In its first quarterly results since coming public late last year, Sydney-based Iris Energy (IREN) reported mining 364 bitcoin (BTC) in its fiscal second quarter (ended Dec. 31), up 51% from three months earlier.
- Revenue of $20 million was up about 93% from the previous quarter, and adjusted earnings before interest, taxes, and depreciation (EBITDA) of $14.3 million was up more than 156%; adjusted EBITDA margin of 72% rose from 54% previously.
- The revenue and EBITDA gains are thanks to a 97% quarterly jump in operating hashrate to 685 PH/s and the resultant 51% rise in bitcoins mined to 364, combined with the higher average price of bitcoin during the October quarter.
- The company said construction at its Mackenzie facility in British Columbia is ahead of schedule, with commissioning of the first 0.3 EH/s expected early in the second quarter this year followed by full ramp up to 1.5 EH/s in Q3. Another British Columbia facility, Prince George, is on track to deliver 1.4 EH/s mining capacity in Q3 2022, with expansion to 2.4 EH/s expected in 2023.

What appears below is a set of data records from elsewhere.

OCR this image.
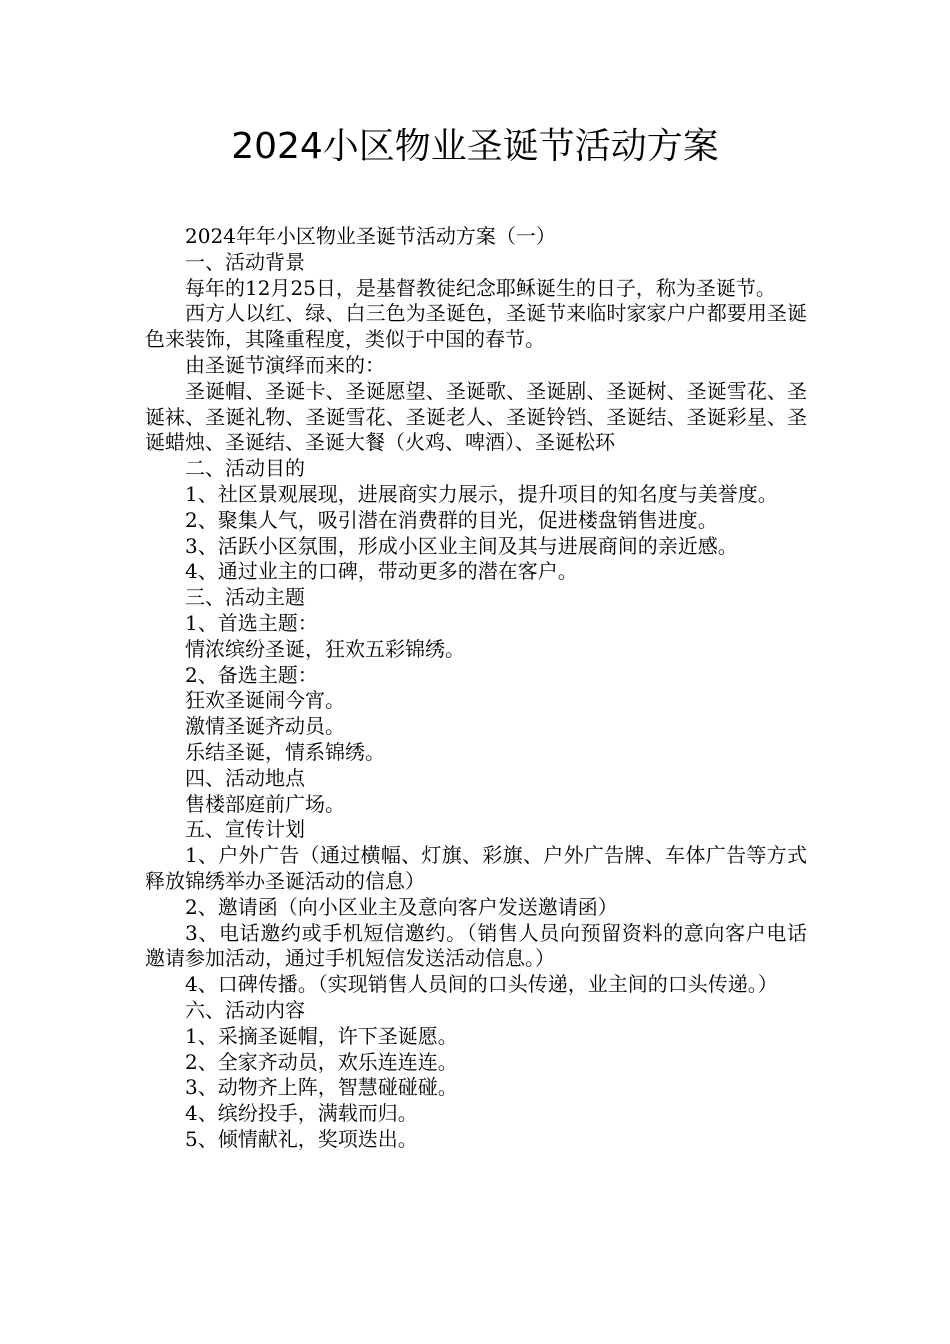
2024小区物业圣诞节活动方案

2024年年小区物业圣诞节活动方案（一）

一、活动背景

每年的12月25日，是基督教徒纪念耶稣诞生的日子，称为圣诞节。

西方人以红、绿、白三色为圣诞色，圣诞节来临时家家户户都要用圣诞色来装饰，其隆重程度，类似于中国的春节。

由圣诞节演绎而来的：

圣诞帽、圣诞卡、圣诞愿望、圣诞歌、圣诞剧、圣诞树、圣诞雪花、圣诞袜、圣诞礼物、圣诞雪花、圣诞老人、圣诞铃铛、圣诞结、圣诞彩星、圣诞蜡烛、圣诞结、圣诞大餐（火鸡、啤酒）、圣诞松环

二、活动目的

1、社区景观展现，进展商实力展示，提升项目的知名度与美誉度。

2、聚集人气，吸引潜在消费群的目光，促进楼盘销售进度。

3、活跃小区氛围，形成小区业主间及其与进展商间的亲近感。

4、通过业主的口碑，带动更多的潜在客户。

三、活动主题

1、首选主题：

情浓缤纷圣诞，狂欢五彩锦绣。

2、备选主题：

狂欢圣诞闹今宵。

激情圣诞齐动员。

乐结圣诞，情系锦绣。

四、活动地点

售楼部庭前广场。

五、宣传计划

1、户外广告（通过横幅、灯旗、彩旗、户外广告牌、车体广告等方式释放锦绣举办圣诞活动的信息）

2、邀请函（向小区业主及意向客户发送邀请函）

3、电话邀约或手机短信邀约。（销售人员向预留资料的意向客户电话邀请参加活动，通过手机短信发送活动信息。）

4、口碑传播。（实现销售人员间的口头传递，业主间的口头传递。）

六、活动内容

1、采摘圣诞帽，许下圣诞愿。

2、全家齐动员，欢乐连连连。

3、动物齐上阵，智慧碰碰碰。

4、缤纷投手，满载而归。

5、倾情献礼，奖项迭出。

- “Iris Energy is on track to be one of the largest listed bitcoin miners with 15 EH/s of hardware secured (~10 EH/s expected to be operational by early 2023) and 765MW of grid-connected power operating or under construction,” said founder and co-CEO Daniel Roberts.
- On Jan. 21, the miner said it secured a 600-megawatt connection agreement for a new Texas crypto mining facility.
- IREN shares are posting modest gains in after-hours action, with bitcoin (BTC) steadying just above $44,000.